Biomedical engineer Max Ortiz Catalan has created the world’s first prosthesis with a direct connection to the bone, nerves and muscles. The scientist says the device is handled using the mind and allows the user to experience sensations, precise control and free mobility.

Catalan explains that the prosthesis becomes an extension of the body through a process called osseointegration, where it connects to the bone through a titanium implant. The electrodes system connected to the muscles and nerves provide a stable signal that allows the user feel sensations and control the device as if it were a real hand, such as handling fragile objects without breaking.

Sensors like the ones found in retail stores would not disrupt this prosthesis.

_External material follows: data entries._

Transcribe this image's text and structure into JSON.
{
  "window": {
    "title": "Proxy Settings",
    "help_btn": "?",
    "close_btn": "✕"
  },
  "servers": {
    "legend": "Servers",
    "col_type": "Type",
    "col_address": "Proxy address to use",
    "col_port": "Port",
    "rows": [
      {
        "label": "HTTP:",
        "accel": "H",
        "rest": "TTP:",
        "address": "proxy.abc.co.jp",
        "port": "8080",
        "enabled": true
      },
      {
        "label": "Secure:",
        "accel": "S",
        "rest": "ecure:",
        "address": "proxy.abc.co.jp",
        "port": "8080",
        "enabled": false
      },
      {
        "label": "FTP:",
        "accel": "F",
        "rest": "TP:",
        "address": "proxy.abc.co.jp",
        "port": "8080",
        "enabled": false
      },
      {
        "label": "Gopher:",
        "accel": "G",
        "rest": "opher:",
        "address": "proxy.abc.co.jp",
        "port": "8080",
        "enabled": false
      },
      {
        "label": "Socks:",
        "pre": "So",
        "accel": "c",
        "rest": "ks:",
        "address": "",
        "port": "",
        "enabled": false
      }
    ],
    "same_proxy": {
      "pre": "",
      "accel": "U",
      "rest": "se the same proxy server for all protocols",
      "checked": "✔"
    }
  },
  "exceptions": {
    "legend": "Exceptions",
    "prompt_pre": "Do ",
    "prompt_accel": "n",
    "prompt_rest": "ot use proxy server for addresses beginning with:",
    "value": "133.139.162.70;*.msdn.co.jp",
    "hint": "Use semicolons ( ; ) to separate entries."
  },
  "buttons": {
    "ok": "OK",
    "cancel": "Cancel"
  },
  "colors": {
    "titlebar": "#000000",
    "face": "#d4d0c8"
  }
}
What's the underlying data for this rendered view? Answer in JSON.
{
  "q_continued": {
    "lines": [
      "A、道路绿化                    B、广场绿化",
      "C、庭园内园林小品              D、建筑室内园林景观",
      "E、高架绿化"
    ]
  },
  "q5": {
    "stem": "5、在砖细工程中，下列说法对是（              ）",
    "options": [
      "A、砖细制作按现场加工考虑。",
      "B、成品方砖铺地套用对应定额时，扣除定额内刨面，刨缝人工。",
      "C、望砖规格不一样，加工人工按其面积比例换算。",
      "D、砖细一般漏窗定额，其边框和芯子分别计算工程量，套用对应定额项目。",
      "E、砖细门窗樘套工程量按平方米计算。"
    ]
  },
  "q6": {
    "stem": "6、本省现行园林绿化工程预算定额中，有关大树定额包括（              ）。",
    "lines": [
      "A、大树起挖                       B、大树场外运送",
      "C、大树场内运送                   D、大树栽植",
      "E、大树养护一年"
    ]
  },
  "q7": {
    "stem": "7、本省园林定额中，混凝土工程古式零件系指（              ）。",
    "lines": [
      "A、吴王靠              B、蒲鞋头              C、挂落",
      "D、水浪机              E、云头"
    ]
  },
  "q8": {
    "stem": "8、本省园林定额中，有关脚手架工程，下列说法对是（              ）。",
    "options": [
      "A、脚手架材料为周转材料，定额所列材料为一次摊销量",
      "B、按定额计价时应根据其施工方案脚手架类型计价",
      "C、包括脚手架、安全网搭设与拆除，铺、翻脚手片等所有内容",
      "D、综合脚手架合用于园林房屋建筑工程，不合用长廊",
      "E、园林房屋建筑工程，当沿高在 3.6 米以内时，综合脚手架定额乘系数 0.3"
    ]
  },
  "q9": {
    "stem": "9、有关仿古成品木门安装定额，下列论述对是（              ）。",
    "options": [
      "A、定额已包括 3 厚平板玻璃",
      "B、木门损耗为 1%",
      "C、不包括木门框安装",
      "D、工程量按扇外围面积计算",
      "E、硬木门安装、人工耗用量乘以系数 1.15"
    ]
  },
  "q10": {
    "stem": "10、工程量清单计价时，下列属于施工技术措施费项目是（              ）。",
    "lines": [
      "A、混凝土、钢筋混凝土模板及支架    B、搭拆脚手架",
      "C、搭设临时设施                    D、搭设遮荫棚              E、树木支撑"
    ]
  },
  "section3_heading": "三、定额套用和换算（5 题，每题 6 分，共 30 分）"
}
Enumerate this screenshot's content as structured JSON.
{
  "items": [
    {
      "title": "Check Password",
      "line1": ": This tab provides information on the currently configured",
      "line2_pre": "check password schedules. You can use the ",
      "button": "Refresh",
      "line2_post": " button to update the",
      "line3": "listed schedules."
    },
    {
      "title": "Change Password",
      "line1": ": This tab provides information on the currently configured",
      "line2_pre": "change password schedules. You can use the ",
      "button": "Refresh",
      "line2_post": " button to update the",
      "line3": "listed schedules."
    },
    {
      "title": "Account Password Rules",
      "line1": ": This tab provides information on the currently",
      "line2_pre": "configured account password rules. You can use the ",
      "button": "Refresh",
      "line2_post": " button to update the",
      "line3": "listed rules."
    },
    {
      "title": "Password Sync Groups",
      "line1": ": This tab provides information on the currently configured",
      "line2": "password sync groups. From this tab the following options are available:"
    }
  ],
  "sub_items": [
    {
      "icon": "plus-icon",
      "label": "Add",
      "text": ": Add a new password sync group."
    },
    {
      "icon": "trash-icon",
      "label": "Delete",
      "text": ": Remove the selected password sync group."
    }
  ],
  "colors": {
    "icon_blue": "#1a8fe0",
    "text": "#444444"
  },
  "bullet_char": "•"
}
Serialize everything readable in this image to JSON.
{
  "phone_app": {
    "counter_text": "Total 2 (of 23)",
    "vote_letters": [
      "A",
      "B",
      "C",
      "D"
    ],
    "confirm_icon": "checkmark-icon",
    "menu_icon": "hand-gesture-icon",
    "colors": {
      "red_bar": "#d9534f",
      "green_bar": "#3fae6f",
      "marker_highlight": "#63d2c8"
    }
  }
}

The bone will also grow around the titanium implant, unlike current implants that use stainless steel.

Sgt. Jerrod Fields, a below-the-knee amputee. Photo from Flickr/The U.S. Army


Sahlgrenska University Hospital and the implant company Integrum AB collaborated with Catalan on the project at the Chalmers Technological University in Gothenburg, Sweden. A patient with an amputated arm above the elbow named Magnus is the first person to wear it.

The procedure was performed in 2013. Since then, Magnus has resumed his normal lifestyle activities, returned to his job as a heavy machinery operator and he can even hold an egg without cracking it.

Initially, the procedure requires implanting a titanium piece into the bone and installing a control system that connects the electrodes to the muscles. Next, the doctors place the removable prosthesis, which can be taken off for the patient’s convenience.

Catalan asserts that this technology of employing osseointegration will stop problems normally experienced from putting on a regular prosthesis such as inflammation, discomfort and chafing. The team hopes that this new technology would become accessible everywhere to help more amputees who cannot afford treatments.

The researchers say that only two of the 400 patients with titanium implants have the electrode system. However, ten more patients are expected to receive the system of electrodes implanted in the nerves and muscles.